Die Aktivistinnen und Aktivisten vom Klimastreik Schweiz lehnen solche Theorien ab. Anfang März veröffentlichten sie eine Medienmitteilung, in der sie sich vehement von jeder Form von Ökofaschismus distanzierten. Der Grund für die öffentliche Stellungnahme waren gefälschte Sticker mit dem Klimastreik-Logo, die in mehreren Städten an Wänden klebten. Darauf stand: «Save the bees not refugees» («Rettet die Bienen, nicht die Flüchtlinge»). Vieles deutet darauf hin, dass die Kleber von der Jungen Tat stammen.
«Sie war nett und sehr engagiert»
Leute vom Klimastreik Basel, die 2019 mit Sina für Klimagerechtigkeit demonstrierten, sind irritiert über ihren Wandel. «Wir haben uns eigentlich gut mit ihr verstanden», sagt ein Aktivist, der anonym bleiben möchte. «Sie war nett und sehr engagiert.» Und doch: «Im Rückblick» komme ihre Abkehr nicht völlig überraschend. Sie habe sich zwar nie offen diskriminierend geäussert, ihr Weltbild hätte aber schon damals esoterische und teils antifeministische Tendenzen gehabt. Dafür gebe es keinen Platz beim Klimastreik. «Wir sind solidarisch mit Menschen aus dem globalen Süden und schieben keine Schuld auf Individuen ab.»
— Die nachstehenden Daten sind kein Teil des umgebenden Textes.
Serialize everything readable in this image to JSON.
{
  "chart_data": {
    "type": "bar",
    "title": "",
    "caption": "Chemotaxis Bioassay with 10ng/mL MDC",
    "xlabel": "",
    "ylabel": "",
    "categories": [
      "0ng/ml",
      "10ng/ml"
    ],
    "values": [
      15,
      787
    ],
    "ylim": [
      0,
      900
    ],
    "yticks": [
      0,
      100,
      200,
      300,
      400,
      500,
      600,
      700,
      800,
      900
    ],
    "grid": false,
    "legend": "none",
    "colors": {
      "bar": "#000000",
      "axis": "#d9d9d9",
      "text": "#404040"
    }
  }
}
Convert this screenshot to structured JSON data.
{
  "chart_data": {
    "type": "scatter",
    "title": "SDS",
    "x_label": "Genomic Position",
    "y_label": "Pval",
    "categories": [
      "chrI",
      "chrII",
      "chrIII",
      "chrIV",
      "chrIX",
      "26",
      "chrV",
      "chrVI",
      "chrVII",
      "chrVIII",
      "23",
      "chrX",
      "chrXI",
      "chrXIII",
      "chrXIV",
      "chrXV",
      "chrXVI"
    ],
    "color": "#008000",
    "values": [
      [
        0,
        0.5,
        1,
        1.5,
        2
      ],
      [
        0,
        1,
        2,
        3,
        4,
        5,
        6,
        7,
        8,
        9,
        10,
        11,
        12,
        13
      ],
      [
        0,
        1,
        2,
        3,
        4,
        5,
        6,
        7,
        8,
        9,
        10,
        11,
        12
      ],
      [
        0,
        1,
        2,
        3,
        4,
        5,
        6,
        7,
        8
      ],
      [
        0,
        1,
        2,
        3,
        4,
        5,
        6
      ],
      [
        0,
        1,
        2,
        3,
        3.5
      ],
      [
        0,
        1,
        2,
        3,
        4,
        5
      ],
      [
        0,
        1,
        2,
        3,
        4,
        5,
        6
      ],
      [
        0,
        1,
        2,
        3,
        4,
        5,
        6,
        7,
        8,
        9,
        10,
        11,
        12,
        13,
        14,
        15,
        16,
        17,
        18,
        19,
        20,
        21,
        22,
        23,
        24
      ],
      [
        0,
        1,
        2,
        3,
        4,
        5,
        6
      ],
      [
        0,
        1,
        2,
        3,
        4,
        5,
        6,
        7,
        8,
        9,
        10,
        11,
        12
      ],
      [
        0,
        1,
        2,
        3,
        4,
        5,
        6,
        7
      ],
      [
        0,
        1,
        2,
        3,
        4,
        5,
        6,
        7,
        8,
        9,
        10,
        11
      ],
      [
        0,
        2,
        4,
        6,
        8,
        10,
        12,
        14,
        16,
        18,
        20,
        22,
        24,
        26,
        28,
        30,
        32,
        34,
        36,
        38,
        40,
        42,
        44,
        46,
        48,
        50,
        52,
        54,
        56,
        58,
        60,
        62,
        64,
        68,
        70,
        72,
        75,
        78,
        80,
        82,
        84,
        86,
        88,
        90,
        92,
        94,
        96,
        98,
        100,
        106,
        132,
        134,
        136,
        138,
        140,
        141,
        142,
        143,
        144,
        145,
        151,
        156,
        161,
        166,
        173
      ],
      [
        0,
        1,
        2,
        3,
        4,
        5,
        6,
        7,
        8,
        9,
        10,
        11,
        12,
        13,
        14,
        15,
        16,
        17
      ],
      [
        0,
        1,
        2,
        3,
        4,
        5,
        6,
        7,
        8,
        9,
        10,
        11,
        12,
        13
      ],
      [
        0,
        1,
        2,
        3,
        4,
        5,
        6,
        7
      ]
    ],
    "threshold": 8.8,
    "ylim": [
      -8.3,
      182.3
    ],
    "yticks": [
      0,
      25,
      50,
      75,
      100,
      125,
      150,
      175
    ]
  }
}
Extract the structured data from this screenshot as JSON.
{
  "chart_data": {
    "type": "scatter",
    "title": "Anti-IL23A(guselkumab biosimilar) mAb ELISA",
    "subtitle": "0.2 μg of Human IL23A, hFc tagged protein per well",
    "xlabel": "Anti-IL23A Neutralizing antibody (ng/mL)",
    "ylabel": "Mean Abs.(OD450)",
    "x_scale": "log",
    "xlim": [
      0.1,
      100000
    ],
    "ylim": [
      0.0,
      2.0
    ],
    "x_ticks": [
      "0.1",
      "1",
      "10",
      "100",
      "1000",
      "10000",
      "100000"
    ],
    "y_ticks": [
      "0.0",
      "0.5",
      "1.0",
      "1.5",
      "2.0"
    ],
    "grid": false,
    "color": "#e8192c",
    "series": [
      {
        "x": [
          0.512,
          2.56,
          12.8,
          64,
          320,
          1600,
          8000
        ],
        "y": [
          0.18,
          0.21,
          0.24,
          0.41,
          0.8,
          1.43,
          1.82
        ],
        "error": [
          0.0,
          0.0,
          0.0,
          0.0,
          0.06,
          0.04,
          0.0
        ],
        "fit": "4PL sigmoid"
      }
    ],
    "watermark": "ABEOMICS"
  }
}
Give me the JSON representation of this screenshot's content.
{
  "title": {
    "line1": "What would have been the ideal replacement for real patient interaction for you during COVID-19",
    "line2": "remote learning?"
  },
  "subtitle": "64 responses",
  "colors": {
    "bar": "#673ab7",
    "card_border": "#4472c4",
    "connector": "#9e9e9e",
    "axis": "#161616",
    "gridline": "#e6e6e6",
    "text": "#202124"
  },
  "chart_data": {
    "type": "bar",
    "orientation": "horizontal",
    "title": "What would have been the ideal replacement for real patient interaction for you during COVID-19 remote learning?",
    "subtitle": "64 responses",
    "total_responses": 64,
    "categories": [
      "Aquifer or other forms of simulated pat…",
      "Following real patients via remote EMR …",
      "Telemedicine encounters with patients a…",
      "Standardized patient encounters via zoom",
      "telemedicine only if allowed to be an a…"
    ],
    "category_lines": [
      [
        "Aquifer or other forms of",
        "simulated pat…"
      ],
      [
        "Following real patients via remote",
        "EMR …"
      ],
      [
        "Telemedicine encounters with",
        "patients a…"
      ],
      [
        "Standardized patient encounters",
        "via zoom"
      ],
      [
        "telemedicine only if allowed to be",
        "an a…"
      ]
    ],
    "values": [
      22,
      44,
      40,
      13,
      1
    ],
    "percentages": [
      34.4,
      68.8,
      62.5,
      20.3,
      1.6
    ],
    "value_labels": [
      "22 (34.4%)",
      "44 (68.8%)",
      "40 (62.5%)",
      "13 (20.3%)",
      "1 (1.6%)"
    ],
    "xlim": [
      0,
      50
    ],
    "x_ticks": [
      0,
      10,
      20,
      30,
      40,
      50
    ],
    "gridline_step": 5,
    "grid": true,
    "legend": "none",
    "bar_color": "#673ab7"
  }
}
Angeeckt ist Sina auch in der Basler Mädchenkantorei, wo sie viele Jahre gesungen hat. 2021 verliess sie den Chor aus politischen Gründen. Sina: «Durch das engstirnige, ideologische Verhalten meiner Mitsängerinnen fühlte ich mich nicht mehr wohl.»
Eine ehemalige Chorfreundin – auch sie will anonym bleiben – erinnert sich: «Sina war sehr offen und extrovertiert. Sie stand gerne im Mittelpunkt.» Wenn es Solorollen zu besetzen gab, habe sie diese oft übernehmen wollen.
Sinas Hinwendung zur Jungen Tat ist mehr als die blosse Identitätsfindung einer Teenagerin. Sie ist auch ein Indiz dafür, dass die Propaganda der Gruppierung verfängt. Mit ihren instagramtauglichen Aktionen und professionellen Videos hat es die Junge Tat geschafft, den Rechtsextremismus für junge Leute wieder attraktiv erscheinen zu lassen. Sina räumt denn auch ein, dass ihr erster Anknüpfungspunkt mit der Gruppe ein «Aktionsvideo» war.
Das Hirn hinter den Filmen ist Manuel C.** (22). Der Winterthurer studierte wissenschaftliche Visualisierung an der Zürcher Kunsthochschule, bis ihn die Leitung 2020 rausschmiss. Grund: Er störte eine Onlinevorlesung und schrie: «Heil Hitler!»
Im selben Jahr scharte C. eine Handvoll junger Männer hinter sich und gründete die Neonazi-Zelle «Eisenjugend». In deren Telegram-Kanal teilte er das Manifest des Rechtsterroristen von Christchurch, der 51 Musliminnen und Muslime erschoss. Zu Hause hortete C. Waffen.
Heute agiert er als Anführer der Jungen Tat. Von der Eisenjugend distanziert er sich: «Jugendsünden». Noch immer schafft er es aber, junge Leute für seine fremdenfeindlichen Fantasien zu gewinnen. Sina ist nur das jüngste Beispiel.
Vor kurzem verteilte sie mit C. Flyer am Bahnhof in St. Gallen: «Sichere Strassen durch sichere Grenzen.» Auf Instagram präsentiert sie sich in einem selbst gestrickten Pullover, auf dessen Rückseite die Tyr-Rune prangt, das Erkennungszeichen der Jungen Tat – und der früheren Reichsführerschulen unter Adolf Hitler. In Deutschland ist das Symbol verboten. Sina sagt, die Rune sei für sie ein altgermanisches Symbol für Kraft und Veränderung. Vom Nationalsozialismus distanziert sie sich.
Sina verlor ihren Job
Es ist das übliche Spiel der Jungen Tat mit neonazistischer Rhetorik. Anführer Manuel C. hat verstanden: Zu offensichtlich rechtsextreme Propaganda schreckt die Jungen ab. Auch deshalb hat er sich von der traditionellen Neonazi-Szene abgewendet. Mit der Jungen Tat bewegt er sich im Dunstkreis der aktionsorientierten Identitären Bewegung. Hippe Patrioten gegen aussen, hinter den Kulissen aber weiterhin militante Rechtsextremisten.
Viele Mitglieder der Jungen Tat spüren im Alltag trotzdem Konsequenzen für ihren Aktivismus. Auch Sina. Anfang Jahr verlor sie ihren Job als Klassenassistenz an einer Sonderschule. Abgehalten von ihrem Weg nach rechts aussen hat sie die Kündigung nicht. Neu bezeichnet sie sich als Künstlerin. «Tue, was sich in deinem Herzen richtig anfühlt, kritisierst wirst du so oder so.»